I'll try to integrate the updated version into my project sometime next week and let you know if it works. But from just looking at the code, few places still look sketchy. For example, Tuple::from: during the execution of new, value created by caml_alloc_tuple is now "protected" by caml_frame, but this ends at the end of that function - local roots are reverted back to what it was before the call. In the caller, mut t becomes a dangling reference again that can get garbage collected during subsequent calls to set. There should be a caml_frame! surrounding the body of Tuple::from too.

Basically to make it 100% correct there can be never a "let (mut) _ =" definition of variable that is, or internally contains core::mlvalues::Value - all such definitions must go through caml_local/caml_frame or similar.

In general, this is really tricky to get right without a complicated enough application utilizing it, or investing more in stress testing, since it is all likely to work for simple to medium examples, and then blow up in undebuggable way for a bigger one when the "right" sequence of GC runs hits the hidden bug.

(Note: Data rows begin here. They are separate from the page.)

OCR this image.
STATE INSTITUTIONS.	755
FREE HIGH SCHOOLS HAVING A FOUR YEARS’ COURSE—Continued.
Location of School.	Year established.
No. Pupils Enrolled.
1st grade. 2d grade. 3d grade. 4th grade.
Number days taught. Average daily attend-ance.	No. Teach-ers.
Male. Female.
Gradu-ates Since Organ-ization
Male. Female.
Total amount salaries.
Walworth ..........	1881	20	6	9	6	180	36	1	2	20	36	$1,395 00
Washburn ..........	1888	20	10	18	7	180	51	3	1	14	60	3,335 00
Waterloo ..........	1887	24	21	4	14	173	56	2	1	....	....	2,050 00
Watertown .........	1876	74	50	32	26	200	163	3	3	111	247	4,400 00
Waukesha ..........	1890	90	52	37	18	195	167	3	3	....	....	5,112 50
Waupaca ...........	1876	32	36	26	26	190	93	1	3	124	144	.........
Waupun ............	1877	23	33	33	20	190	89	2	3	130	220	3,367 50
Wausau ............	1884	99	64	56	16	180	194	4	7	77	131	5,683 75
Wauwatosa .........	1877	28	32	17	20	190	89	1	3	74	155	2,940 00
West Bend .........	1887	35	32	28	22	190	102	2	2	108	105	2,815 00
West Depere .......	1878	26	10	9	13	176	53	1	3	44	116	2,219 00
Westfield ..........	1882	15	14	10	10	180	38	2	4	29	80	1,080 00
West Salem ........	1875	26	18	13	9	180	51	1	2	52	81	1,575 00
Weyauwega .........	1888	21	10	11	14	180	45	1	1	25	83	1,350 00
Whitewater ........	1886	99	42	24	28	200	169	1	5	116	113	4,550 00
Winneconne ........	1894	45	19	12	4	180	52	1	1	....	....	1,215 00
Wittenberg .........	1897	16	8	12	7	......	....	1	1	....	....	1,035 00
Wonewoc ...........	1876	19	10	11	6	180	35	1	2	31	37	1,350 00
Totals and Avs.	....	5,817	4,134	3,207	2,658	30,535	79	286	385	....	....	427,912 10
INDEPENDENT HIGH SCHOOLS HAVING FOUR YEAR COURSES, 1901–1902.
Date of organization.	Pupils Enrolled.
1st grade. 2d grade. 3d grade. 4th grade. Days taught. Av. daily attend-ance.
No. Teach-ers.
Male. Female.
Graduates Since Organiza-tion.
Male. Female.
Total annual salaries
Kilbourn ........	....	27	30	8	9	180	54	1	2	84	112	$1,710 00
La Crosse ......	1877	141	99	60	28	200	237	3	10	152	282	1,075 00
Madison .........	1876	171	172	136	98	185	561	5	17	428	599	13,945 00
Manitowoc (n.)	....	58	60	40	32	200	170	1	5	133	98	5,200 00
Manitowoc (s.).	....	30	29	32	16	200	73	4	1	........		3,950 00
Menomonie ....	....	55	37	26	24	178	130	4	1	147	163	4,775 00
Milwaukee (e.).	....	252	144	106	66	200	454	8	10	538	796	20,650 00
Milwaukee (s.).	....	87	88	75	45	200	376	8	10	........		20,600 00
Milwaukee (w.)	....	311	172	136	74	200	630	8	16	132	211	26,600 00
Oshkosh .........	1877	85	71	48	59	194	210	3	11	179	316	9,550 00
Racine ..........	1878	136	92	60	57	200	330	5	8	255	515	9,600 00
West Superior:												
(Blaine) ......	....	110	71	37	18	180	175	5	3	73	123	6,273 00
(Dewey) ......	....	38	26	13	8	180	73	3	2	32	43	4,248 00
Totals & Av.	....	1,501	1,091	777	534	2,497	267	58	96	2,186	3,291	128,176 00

If I were to write an artificial stress test, I would go with randomly generating (and printing?) Ocaml values utilizing as many macros as possible (so, something like: generate random length lists of random variants, where variant arms are either 0-ary, a tuple of several possible lengths, a record with few simple fields. For bonus points you can make it tree-like (so let's say one of the record fields can also be the random list of records etc.). There is still some risk that the generated structure will be for some reason too regular and miss the bug, but less serious.

Alternatively, you can try forcing more GC runs to increase the probability of uncovering bugs. For example, instrumenting memory:store_field to perform a GC.full_major() might uncover all the cases where a dangling reference is passed to this function.

zshipko commented 5 years ago

Thanks, I will take a look at the Tuple functions you mentioned, as well as do a more general sweep for similar behavior then try to write some stress tests when I get the chance.

dabek commented 5 years ago

Just a quick update on what I eventually did, since I promised taking a look at most recent version - the next step in my project required storing pointers to OCaml allocated values in a HashMap, which have once again ran into the same problem of GC changing them under our feet.

We've concluded that there is no way to accomplish it with the high level caml_alloc API (that this library is also utilizing) and ended up rewriting it on an even lower level, manually allocating memory blocks outside of the heap and forming them to look right.

You can see examples in https://github.com/facebook/hhvm/commit/01eacbeabc9917adbd7d3228740c41e68c12d91e and https://github.com/facebook/hhvm/commit/8055b562b037efd1354c31e23415e99a11d0f1a5. I think what we ended up needing might be out of scope of this library, so feel free to close this issue if you think that the use cases you wanted to support work well enough.

Thanks again for your help!

zshipko commented 5 years ago

Interesting, thanks for sharing! I will read through that sometime soon.

I am going to close this and publish a new (non-beta) release with the changes that came from this thread, I really appreciate you bringing this to my attention in the first place.